Agile Development Conference & Better Software Conference West 2011

PRESENTATIONS

Five Dysfunctions of Agile Teams

Is your agile team not reaching their potential? They may be suffering from internal dysfunctions that contribute to less than optimal results.

Bob Hartman, Agile For All

Focusing Testing on Business Needs

Many testers mourn the state of their state-undervalued, unrespected, and often excluded from important project conversations. Even though their advice may be dismissed, many testers somehow believe that they are accountable for software quality. Why does this happen? Testers often forget that they are service providers whose role is to provide critical information to the project’s stakeholders.

Selena Delesie, Delesie Solutions

Geography Matters: What Data Tells Us About Offshoring, Co-locating, and the Flat World

Has the digital revolution really made it possible to do almost anything collaboratively with people separated by time and distance? Or are decisions to split software development around the globe more about pressure to cut costs and less about tapping the intellectual capital from other nations?

Michael Mah, QSM Associates, Inc.

Getting Executive Management on the Agile Bus

Much of the focus on agile transitions is on the team. However, the business side of an organization and the managers that lead it are not particularly interested in the mechanisms of agile teams and processes.
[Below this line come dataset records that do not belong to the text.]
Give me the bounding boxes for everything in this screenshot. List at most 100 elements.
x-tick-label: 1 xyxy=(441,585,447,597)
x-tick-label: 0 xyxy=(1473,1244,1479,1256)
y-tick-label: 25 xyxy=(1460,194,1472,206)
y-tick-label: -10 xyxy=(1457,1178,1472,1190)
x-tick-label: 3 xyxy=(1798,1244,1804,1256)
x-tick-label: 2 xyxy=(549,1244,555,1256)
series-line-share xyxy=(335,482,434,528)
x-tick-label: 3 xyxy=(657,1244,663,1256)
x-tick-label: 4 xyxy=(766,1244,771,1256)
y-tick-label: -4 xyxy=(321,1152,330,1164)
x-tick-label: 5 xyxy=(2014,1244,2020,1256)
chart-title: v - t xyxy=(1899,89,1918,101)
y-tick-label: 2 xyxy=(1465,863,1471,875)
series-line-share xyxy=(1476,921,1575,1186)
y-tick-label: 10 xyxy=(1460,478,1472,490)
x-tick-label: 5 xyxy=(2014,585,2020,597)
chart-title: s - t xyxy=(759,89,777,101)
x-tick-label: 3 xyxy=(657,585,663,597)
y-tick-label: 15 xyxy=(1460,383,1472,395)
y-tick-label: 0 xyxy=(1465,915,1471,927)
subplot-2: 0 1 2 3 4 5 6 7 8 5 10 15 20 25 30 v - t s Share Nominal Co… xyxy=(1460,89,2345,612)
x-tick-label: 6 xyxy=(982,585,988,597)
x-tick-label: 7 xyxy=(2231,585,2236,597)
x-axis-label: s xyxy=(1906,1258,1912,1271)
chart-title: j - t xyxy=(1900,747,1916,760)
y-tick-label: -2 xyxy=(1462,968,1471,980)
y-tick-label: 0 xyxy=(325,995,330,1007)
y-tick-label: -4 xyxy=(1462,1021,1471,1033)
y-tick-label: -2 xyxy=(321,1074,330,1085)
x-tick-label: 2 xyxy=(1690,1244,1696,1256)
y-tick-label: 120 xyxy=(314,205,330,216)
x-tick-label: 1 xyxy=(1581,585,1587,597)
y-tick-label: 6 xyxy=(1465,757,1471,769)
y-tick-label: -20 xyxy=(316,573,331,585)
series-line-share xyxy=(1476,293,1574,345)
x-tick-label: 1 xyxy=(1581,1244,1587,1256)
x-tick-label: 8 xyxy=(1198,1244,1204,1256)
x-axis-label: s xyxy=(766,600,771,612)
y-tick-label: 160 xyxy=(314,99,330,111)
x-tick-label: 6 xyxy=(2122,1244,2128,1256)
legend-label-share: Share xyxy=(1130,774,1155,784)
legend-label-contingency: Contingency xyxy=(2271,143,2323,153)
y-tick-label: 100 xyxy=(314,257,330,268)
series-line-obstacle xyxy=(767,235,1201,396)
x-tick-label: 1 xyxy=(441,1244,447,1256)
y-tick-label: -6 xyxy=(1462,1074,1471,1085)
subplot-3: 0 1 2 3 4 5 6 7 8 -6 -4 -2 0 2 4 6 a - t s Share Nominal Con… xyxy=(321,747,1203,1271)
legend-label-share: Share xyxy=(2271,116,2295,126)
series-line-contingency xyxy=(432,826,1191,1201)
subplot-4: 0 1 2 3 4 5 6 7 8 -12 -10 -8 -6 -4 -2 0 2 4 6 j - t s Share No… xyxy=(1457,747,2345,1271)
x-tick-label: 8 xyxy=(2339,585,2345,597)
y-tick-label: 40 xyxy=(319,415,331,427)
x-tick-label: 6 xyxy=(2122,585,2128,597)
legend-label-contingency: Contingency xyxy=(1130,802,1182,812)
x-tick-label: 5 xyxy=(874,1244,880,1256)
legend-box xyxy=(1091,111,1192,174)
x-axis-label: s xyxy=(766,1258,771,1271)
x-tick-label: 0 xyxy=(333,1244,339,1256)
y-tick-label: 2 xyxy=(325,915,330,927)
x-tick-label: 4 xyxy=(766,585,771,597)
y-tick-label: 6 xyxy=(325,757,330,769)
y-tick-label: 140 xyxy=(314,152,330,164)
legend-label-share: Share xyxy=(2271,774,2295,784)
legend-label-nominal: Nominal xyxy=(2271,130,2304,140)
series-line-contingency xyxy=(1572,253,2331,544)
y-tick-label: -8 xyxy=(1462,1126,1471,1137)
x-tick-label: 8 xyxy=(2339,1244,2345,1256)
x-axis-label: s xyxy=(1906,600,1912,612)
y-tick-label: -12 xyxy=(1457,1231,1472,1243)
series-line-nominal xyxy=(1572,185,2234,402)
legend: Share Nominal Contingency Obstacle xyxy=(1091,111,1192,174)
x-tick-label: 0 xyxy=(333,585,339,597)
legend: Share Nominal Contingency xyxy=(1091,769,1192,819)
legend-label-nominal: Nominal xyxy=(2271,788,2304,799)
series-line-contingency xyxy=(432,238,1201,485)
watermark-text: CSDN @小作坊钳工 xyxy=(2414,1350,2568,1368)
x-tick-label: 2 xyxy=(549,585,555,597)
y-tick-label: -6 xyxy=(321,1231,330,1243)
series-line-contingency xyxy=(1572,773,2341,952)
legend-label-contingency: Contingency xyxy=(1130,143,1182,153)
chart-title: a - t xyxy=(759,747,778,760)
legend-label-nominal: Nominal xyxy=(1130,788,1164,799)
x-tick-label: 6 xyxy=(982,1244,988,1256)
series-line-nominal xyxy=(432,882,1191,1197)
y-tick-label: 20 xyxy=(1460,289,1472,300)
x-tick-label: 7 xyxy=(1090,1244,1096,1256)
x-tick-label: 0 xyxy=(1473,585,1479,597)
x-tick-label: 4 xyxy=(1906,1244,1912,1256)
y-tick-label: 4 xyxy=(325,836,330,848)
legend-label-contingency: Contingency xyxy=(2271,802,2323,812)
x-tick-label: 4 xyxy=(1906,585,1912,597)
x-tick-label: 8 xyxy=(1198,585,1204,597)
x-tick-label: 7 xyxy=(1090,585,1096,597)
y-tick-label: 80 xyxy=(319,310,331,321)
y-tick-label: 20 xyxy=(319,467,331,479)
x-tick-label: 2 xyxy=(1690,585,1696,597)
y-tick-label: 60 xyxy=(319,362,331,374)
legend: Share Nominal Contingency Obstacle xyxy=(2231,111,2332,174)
They want faster time to market, schedule flexibility, predictability, visibility, better quality, and useful metrics. In other words, they want to know about things that help them get to success and that show when they've achieved it. Alan Shalloway describes agile development from an executive's point of view.

Alan Shalloway, Net Objectives
Growing and Nurturing Coaching for Sustained Agility

Where agile thrives, great coaching is present. Whether formal or informal, coaching is a key ingredient for successful and lasting agility. Unfortunately, many people call themselves coaches yet they fail to do any real, helpful coaching. David Hussman presents tactics for growing coaching in your organization. He begins by focusing on finding coaching candidates-what skills and attributes they need-and then engaging them to grow their coaching capabilities.

David Hussman, DevJam

Implementing a Security-focused Development Lifecycle

Assaults against digital assets are unquestionably on the rise. If you create applications that handle valuable assets, your code WILL be attacked. In addition to lost revenue and productivity, the consequences of compromised systems can include loss of trust, a tarnished reputation, and legal problems. Much like quality assurance, it’s important to have a holistic approach to security that unifies people, process, and technology.

Cassio Goldschmidt, Symantec Corporation
Improving Your CMMI Organization through Lean and Agile Techniques

The good news is that your organization has documented its processes and you've achieved a CMMI® rating. However, you are hearing complaints such as, "We need to increase our agility to respond more rapidly to customer needs" or "Why do our processes require work that adds little value to the product?" So, what can you do? Contrary to popular belief, the CMMI® and lean-agile techniques are not at odds-in fact, they complement each other.

Paul McMahon, PEM Systems
Industrial Strength Exploratory Testing

During the past few years, exploratory testing (ET) has gained popularity as one of the most efficient styles of testing for smaller agile development teams. It has a proven advantage of finding defects faster over larger areas of the software. However, exploratory testing is not a mainstay in large-scale, enterprise product testing. Anutthara Bharadwaj explores some of the myths surrounding ET-lack of planning, misconstruing exploration as ad-hoc testing, lack of metrics, deficiency of actionable data in defect reports, and more.

Anutthara Bharadwaj, Microsoft India (R&D) Pvt. Ltd
Mobile App Development: It's Harder Than You Think

You're thinking of creating a mobile application to take advantage of the sky-rocketing potential of mobile phones and other smart devices. Serious and critical choices must be made. Which platforms and technologies do you support? Are web-based applications the best approach? What sort of testing will you need-from whom, when, and how much will it cost? Do you want to create applications that take advantage of the mobile platforms’ capabilities such as location-aware features?

Julian Harty, ebay, Inc.
Pair Development: How Programmers and Testers Benefit

Automated tests are a foundation of agile software development. Many experts teach that developers should write unit tests and testers should write higher-level tests. However, many of the practices, such as test-driven development and pair programming, say little about how programmers and testers could work together. Shannon Prue (developer) and Dawn Cannan (tester) describe and demonstrate the interactions between the developer and tester pairing to implement a user story.